Checking in
8. Checking in#
A well-timed intermission is more than a great chance for the theater to sell concessions and merchandise. It can also give theater-goers a chance to reflect on what they’ve seen so far, discuss it with their friends and fellow audience members, and get excited for what’s to come. By now we’ve met the main characters, learned a bit about their motivations and shortcomings, and set the stage for a tension or challenge to unfold in the second half.
While this book is not quite (yet!) a Broadway musical, we consider this chapter to be where an intermission might go. If you’re reading the book as part of our course, it’s also likely midterm exam time, and thus another naturally moment for pausing in addition to the clearly brilliant storytelling instincts that are also motivating this narrative arc.

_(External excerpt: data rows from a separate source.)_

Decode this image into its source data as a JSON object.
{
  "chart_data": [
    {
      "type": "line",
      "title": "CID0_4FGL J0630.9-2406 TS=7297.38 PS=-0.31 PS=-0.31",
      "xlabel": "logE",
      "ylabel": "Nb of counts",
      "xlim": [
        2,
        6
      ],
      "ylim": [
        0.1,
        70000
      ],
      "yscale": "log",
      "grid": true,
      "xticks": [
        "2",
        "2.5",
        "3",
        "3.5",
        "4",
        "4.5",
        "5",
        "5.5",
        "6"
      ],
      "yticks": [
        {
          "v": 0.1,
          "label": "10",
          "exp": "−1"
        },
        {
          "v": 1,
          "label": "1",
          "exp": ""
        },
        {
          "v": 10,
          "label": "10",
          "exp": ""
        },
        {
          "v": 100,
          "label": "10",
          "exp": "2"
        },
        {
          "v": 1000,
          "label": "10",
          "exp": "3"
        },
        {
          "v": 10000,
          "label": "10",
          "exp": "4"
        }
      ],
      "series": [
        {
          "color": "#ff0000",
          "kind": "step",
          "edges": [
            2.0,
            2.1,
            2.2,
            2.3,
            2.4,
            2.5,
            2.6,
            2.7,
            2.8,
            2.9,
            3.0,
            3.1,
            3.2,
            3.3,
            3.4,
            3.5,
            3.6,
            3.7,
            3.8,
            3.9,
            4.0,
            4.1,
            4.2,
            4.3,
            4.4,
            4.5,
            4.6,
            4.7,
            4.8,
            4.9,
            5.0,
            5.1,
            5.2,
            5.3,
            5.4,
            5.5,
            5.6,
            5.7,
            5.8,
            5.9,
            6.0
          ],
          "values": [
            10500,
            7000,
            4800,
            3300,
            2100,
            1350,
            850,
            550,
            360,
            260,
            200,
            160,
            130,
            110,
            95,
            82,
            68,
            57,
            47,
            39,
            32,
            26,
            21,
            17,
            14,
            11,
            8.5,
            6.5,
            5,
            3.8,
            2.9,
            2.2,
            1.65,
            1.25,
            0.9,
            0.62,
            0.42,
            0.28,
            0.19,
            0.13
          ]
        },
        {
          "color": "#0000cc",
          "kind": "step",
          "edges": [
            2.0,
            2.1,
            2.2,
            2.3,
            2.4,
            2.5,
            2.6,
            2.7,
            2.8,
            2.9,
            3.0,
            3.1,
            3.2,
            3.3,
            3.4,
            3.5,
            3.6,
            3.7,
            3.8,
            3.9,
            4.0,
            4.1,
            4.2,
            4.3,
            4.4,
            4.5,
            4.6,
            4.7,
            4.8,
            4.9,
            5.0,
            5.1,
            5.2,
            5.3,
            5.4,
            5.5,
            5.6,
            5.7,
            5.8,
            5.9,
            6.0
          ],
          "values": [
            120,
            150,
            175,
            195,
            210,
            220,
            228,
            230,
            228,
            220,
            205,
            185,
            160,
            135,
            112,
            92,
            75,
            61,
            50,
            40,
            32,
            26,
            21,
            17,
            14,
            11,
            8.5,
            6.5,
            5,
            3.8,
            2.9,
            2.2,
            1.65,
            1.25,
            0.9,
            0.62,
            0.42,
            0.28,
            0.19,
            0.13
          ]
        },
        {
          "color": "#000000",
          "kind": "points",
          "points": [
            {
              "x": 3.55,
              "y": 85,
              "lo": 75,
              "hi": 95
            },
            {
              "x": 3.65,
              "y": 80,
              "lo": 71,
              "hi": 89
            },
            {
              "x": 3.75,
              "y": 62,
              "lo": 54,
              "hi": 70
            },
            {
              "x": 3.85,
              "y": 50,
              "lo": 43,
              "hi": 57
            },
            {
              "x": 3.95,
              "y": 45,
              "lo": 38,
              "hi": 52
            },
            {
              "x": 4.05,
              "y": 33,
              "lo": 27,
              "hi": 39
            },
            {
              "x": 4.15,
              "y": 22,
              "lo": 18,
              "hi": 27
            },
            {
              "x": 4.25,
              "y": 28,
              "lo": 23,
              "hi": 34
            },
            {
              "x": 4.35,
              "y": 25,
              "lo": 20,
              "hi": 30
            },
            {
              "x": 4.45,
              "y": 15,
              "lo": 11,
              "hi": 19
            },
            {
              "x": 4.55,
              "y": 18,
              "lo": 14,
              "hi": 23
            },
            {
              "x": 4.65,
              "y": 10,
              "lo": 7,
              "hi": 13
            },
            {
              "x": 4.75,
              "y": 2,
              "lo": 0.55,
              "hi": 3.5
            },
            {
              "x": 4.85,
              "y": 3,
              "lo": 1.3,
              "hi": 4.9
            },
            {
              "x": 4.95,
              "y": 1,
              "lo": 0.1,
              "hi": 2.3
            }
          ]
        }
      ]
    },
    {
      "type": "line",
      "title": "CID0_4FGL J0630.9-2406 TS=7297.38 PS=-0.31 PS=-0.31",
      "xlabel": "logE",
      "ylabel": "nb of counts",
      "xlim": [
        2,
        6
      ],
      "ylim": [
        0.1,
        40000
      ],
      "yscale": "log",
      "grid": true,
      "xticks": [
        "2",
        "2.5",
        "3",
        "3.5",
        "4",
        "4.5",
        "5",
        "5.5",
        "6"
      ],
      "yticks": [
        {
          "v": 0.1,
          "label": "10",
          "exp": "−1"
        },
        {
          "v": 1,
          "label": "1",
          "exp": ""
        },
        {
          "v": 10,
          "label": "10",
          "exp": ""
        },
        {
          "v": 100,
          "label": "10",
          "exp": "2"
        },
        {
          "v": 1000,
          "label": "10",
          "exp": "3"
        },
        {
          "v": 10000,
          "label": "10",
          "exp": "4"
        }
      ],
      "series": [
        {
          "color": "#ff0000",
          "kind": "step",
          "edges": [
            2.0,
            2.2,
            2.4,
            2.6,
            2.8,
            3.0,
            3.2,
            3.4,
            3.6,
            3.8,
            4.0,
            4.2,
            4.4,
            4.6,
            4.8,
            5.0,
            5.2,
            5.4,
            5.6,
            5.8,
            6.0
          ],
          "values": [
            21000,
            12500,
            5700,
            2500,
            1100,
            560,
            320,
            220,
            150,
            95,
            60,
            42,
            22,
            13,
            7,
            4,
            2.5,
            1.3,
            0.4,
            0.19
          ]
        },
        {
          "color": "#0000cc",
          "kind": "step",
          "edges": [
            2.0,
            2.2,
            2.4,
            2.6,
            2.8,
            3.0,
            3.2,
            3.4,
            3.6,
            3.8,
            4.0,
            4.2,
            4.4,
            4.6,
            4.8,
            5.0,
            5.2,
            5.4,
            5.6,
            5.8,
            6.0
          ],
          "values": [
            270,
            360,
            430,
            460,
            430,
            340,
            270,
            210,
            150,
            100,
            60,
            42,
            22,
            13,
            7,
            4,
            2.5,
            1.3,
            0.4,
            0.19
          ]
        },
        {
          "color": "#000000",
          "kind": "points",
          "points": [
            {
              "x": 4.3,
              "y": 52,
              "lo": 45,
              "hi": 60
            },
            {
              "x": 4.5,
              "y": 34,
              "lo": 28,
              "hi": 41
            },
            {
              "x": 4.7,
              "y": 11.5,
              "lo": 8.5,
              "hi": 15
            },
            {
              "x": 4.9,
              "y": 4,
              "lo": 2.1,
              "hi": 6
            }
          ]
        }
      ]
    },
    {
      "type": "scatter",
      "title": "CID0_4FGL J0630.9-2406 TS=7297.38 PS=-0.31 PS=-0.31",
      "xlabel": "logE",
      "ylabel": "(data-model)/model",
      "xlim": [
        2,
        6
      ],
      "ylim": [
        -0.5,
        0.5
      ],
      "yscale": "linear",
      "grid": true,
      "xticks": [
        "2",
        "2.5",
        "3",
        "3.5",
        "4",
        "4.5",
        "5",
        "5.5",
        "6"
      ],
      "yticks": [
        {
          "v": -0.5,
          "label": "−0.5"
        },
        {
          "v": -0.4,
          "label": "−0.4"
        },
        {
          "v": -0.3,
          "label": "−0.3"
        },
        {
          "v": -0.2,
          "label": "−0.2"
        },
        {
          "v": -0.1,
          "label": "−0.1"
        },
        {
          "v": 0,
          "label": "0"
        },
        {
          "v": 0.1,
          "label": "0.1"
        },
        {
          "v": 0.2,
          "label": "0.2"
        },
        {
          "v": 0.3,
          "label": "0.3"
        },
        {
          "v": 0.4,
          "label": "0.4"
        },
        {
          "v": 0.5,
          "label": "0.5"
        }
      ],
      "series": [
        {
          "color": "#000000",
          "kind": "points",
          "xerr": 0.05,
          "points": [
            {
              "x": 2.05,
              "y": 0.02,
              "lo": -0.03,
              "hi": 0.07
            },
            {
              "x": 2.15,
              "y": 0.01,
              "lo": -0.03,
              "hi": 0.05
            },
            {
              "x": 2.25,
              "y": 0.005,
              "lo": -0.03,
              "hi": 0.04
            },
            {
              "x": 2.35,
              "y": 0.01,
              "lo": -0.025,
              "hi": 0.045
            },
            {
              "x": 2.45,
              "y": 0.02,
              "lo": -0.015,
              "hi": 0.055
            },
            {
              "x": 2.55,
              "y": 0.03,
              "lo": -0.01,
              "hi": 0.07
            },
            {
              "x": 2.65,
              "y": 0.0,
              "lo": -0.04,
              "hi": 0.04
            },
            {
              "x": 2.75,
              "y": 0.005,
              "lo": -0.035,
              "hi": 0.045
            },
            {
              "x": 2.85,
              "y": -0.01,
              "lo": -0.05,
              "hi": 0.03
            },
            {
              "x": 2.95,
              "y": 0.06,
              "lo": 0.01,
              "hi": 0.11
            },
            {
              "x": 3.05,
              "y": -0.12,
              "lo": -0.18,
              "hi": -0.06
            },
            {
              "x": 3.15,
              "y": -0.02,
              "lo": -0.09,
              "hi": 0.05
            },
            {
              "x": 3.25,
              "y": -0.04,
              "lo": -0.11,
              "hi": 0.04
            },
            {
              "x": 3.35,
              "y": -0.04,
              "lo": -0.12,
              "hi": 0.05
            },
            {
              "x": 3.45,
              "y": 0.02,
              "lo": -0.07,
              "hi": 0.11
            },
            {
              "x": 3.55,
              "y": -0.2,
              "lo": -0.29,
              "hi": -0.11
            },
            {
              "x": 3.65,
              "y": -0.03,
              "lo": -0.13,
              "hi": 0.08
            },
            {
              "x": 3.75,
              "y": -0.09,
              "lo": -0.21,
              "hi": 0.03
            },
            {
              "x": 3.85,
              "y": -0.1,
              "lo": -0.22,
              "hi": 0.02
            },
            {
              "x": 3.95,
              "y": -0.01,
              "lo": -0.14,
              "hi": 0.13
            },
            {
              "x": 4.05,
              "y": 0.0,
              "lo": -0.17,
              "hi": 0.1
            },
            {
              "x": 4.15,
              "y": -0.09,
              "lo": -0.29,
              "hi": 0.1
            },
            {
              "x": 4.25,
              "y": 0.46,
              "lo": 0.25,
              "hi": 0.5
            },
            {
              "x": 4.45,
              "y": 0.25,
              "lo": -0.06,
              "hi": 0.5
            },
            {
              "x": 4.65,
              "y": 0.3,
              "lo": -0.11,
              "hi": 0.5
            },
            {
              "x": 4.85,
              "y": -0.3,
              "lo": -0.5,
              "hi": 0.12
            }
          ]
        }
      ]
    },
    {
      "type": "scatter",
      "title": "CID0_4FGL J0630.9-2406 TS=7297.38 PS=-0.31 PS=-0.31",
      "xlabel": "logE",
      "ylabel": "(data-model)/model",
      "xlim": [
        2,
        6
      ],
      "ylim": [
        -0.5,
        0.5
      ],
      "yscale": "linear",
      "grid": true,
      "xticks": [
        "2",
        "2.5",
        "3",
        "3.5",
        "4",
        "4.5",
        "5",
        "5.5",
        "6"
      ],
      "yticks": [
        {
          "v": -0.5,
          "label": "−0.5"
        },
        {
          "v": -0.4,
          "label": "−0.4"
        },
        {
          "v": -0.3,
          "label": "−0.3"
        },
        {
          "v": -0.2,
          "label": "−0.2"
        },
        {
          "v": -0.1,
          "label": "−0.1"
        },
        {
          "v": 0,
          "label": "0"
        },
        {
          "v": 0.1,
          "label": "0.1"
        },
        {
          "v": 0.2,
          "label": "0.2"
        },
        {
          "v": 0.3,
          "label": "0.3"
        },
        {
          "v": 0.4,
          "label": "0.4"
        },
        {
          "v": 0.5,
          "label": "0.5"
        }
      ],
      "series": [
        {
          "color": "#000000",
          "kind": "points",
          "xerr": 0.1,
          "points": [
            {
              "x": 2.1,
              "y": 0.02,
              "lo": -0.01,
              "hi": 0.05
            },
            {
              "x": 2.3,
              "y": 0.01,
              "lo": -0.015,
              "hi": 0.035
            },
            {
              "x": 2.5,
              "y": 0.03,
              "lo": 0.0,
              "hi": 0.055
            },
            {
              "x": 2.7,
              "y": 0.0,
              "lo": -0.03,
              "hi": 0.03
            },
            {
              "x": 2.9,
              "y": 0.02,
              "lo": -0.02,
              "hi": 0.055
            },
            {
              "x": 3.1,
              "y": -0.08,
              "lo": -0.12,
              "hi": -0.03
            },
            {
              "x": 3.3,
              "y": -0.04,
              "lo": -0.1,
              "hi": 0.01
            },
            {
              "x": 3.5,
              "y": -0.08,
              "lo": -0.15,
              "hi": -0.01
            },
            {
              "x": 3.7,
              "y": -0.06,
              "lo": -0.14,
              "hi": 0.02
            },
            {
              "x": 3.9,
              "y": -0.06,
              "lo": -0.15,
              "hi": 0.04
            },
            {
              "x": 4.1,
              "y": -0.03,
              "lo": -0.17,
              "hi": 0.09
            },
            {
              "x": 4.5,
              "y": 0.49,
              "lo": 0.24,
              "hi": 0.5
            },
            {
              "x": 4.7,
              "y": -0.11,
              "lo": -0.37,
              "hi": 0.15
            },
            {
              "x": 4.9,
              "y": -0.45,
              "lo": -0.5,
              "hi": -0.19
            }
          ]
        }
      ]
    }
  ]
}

You can think of the first half of this book as the building blocks for the second half. We have introduced key foundational ideas in three areas that are at the heart of data science: statistics, programming, and substantive expertise. In the case of the latter, because this book is not specifically geared towards any one discipline, our focus within the world of substantive expertise has been largely on reasoning and making inferences – how we translate the world into data science, and then how we translate it back out. This generally requires substantive expertise – being able to identify challenges to inference, such as selection bias, confounders, and issues with validity – generally increases with our domain knowledge (though note that this is not a guarantee, and sometimes our domain knowledge can limit our ability to see other possibilities, which is one of the many reasons it’s generally a good practice to share your work with fresh perspectives as well).
Going forward, we will begin to weave the three building blocks together to start to really better understand, explain, and even predict things we care about in the world. This means at this stage, the better you understand the material in the previous chapters, the better off you’ll be. If there are components you currently feel a bit uneasy about, i.e., coding, statistics, inference, or all of the above, it’s worth taking a pause now in your work to review and practice with the previous chapters.